Just don't understand why it's just a very few people who have this problem.


----------



## spyder (28 Nov 2011)

bjorn said:
			
		

> What do you mean with full? It's a external diffuser, water does go back into it if you switch co2 off for a while.


I was reffering to the Co2 cylinder itself, the gas. is it full? Do you have full one to test?  

If you have a spare reg it may also be worth trying it out.


----------



## bjorn (28 Nov 2011)

spyder said:
			
		

> bjorn said:
> 
> 
> 
> ...



Oh right. Yes, It's full. Just swapped it as the old one was empty.

I did swap regulator a week ago because I originally thought it must be something wrong with it. Have same problem on both regulators. It could be that both are over-sensitive and the pressure is too much when switched off.. or something.
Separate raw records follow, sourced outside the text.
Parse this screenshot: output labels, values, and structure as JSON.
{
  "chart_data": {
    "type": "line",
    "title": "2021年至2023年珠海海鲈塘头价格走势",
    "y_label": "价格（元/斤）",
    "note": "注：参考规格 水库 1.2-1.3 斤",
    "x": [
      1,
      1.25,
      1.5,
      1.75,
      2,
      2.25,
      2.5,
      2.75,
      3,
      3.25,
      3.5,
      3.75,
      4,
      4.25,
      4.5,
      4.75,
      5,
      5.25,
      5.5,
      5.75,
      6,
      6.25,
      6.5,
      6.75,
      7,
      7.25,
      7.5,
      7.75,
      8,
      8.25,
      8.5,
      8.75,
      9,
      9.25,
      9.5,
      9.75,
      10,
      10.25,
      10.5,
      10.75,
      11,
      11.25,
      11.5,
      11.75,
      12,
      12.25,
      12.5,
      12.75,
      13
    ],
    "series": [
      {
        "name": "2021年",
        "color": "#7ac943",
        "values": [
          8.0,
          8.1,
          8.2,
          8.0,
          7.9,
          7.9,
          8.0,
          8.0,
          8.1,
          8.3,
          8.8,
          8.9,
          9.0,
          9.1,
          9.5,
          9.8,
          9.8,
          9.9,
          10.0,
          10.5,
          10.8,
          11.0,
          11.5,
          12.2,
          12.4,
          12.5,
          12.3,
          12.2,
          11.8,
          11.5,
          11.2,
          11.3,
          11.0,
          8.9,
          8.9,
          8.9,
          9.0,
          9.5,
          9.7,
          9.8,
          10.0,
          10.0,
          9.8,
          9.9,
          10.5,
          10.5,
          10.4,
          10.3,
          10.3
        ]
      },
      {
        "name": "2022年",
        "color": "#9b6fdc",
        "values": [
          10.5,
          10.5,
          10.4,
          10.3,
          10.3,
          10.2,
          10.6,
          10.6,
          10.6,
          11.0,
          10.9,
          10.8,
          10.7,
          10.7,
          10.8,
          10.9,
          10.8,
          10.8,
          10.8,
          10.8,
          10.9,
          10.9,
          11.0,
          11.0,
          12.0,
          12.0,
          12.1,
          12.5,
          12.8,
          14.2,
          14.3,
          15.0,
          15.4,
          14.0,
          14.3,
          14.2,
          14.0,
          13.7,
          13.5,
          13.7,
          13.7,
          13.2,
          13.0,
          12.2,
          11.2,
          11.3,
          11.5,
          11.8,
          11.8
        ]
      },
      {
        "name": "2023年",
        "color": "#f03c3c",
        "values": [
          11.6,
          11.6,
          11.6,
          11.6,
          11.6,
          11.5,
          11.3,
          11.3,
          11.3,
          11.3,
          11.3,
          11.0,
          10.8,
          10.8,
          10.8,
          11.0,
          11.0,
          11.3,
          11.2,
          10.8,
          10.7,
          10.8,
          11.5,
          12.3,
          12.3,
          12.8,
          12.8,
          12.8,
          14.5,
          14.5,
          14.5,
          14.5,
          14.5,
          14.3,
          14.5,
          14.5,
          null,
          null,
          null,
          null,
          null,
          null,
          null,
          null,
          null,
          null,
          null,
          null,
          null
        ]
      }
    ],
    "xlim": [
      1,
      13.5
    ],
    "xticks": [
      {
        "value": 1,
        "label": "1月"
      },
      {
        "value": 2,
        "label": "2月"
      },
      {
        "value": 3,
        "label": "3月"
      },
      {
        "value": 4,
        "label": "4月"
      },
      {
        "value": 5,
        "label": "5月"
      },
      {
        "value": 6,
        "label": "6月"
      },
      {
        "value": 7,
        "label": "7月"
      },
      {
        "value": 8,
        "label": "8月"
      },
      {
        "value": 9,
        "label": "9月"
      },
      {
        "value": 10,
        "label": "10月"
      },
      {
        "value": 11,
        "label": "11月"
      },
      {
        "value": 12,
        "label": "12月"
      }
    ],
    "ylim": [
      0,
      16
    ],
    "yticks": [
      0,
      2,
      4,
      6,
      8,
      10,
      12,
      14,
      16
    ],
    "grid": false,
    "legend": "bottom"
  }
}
I'm hoping to get a new one in a month or two from the US but until then I won't be swapping it.

For now I'll have to keep CO2 on 24/7, only way I can use it.


----------



## bjorn (2 Dec 2011)

Just a note.

I raised the pressure to 4 BAR which seems to be the magic number. It now does recover back to the bubble rate I set the previous day. Still takes a long time though (8 hours). I have to have it switch on at 03:00 for lights on at 11:00. But at least it saves some Co2 and now works.


----------



## spyder (3 Dec 2011)

That is a long time for it to get started. I get mist within a few minutes of the solenoid kicking in.


----------



## foxfish (3 Dec 2011)

My advice would be to chuck the useless thing in the bin - it has been giving you trouble for over a month, hundreds of folk use these devises without any problems so we must assume it is knackered!!


----------